Der Bund der Illusionisten 3: Brennender Wind (German Edition)
Jenseits aller Höllen, die sich irgendeine Religion ausdenken kann. Glaub mir, Arrant. Es ist eine Wahrheit, die ich noch nicht einmal anfangen kann dir zu erklären.«
Er setzte sich auf und zog Arrants Kopf hinunter an seine Brust, strich ihm über die Haare, als wäre sein Sohn wieder ein kleiner Junge. Und für einen ganz kurzen Moment funktionierte Arrants Cabochon, und er spürte eine Woge von Liebe durch sich hindurchwogen und dann verebben wie eine Ozeanwelle, die weitergereist war. Er seufzte, als die Farbe in seinem Cabochon verblasste.
Sein Vater mochte nicht gesehen haben, wie die Farbe verschwand, aber er musste gespürt haben, dass die Macht versickerte, denn er sagte: » Du hast einen Zweck, auch wenn du noch nicht erkennen kannst, was für einen. Zweifle nie daran. Blind zu sein ist für einen Magoroth nicht so schlimm, weißt du. Zum Beispiel kann ich dir sagen, wo jeder einzelne Mensch in diesem Lager in genau diesem Moment ist. Ich weiß, wer sie sind. Ich kann dir sagen, wie sie sich fühlen, während sie das tun, was sie tun müssen. Ich muss ihre Gesichter nicht sehen. Ich weiß sogar, wo jedes einzelne Slecz angebunden ist.«
Der Mut seines Vaters schnürte Arrant vor Stolz die Kehle zu. Temellin, der Illusionist, bedachte bereits seine Stärken und nicht seine Schwächen.

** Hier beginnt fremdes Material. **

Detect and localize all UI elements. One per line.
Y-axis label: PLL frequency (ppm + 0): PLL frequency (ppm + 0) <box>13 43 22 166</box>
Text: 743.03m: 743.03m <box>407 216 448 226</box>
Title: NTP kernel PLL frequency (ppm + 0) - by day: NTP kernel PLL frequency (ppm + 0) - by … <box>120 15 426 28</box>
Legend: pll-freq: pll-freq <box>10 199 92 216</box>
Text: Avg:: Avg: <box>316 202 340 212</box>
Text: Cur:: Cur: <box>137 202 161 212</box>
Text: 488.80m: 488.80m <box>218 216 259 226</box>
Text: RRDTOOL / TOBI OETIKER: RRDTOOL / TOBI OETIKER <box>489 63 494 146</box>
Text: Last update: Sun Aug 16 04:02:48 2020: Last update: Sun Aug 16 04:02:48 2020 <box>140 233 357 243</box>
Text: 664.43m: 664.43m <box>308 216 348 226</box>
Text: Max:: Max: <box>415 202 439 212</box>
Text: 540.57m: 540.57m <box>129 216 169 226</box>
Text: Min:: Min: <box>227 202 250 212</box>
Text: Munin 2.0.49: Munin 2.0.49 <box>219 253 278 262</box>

» Und jetzt erzähl mir, hast du deinen Bruder dort getroffen?«
Arrant setzte sich auf und vergrub seine eigene Schwäche tief in seinem Innern. » Nein.« Er zögerte. Dies war nicht der richtige Augenblick, um über Tarran zu sprechen– darüber, dass er wirklich existierte. Er holte tief Luft und bündelte seine Emotionen. » Nein, er war nicht da. Ich muss mit dir über ihn sprechen, aber das hat Zeit. Jetzt ist wichtiger, dass die Illusionierer eine Botschaft für dich hatten. Sie sterben alle, auch mein Bruder. Sie haben gesprochen, als wären sie dem Ende nahe.«
» Oh.« Temellin bewegte sich unbehaglich, aber Arrant konnte nicht erkennen, ob vor Schmerz oder Kummer oder Sorge. » Das sind keine guten Neuigkeiten. Auch wenn ›dem Ende nahe‹ noch eine Weile hin sein kann, wenn man bedenkt, wie ein Wesen die Zeit zählt, das seit Hunderten von Jahren lebt. Allerdings hatte ich mich schon gefragt, ob nicht eine Katastrophe in der Illusion das Einzige wäre, das erklären würde, warum sie so plötzlich verschwunden sind, bevor du sicher wieder auf der Strebe warst.«
» Da ist noch mehr. Und es ist auch nicht gut.« Arrant schluckte und sagte seinem Vater all das, was er von den Illusionierern über die Verheerung und den Wind erfahren hatte.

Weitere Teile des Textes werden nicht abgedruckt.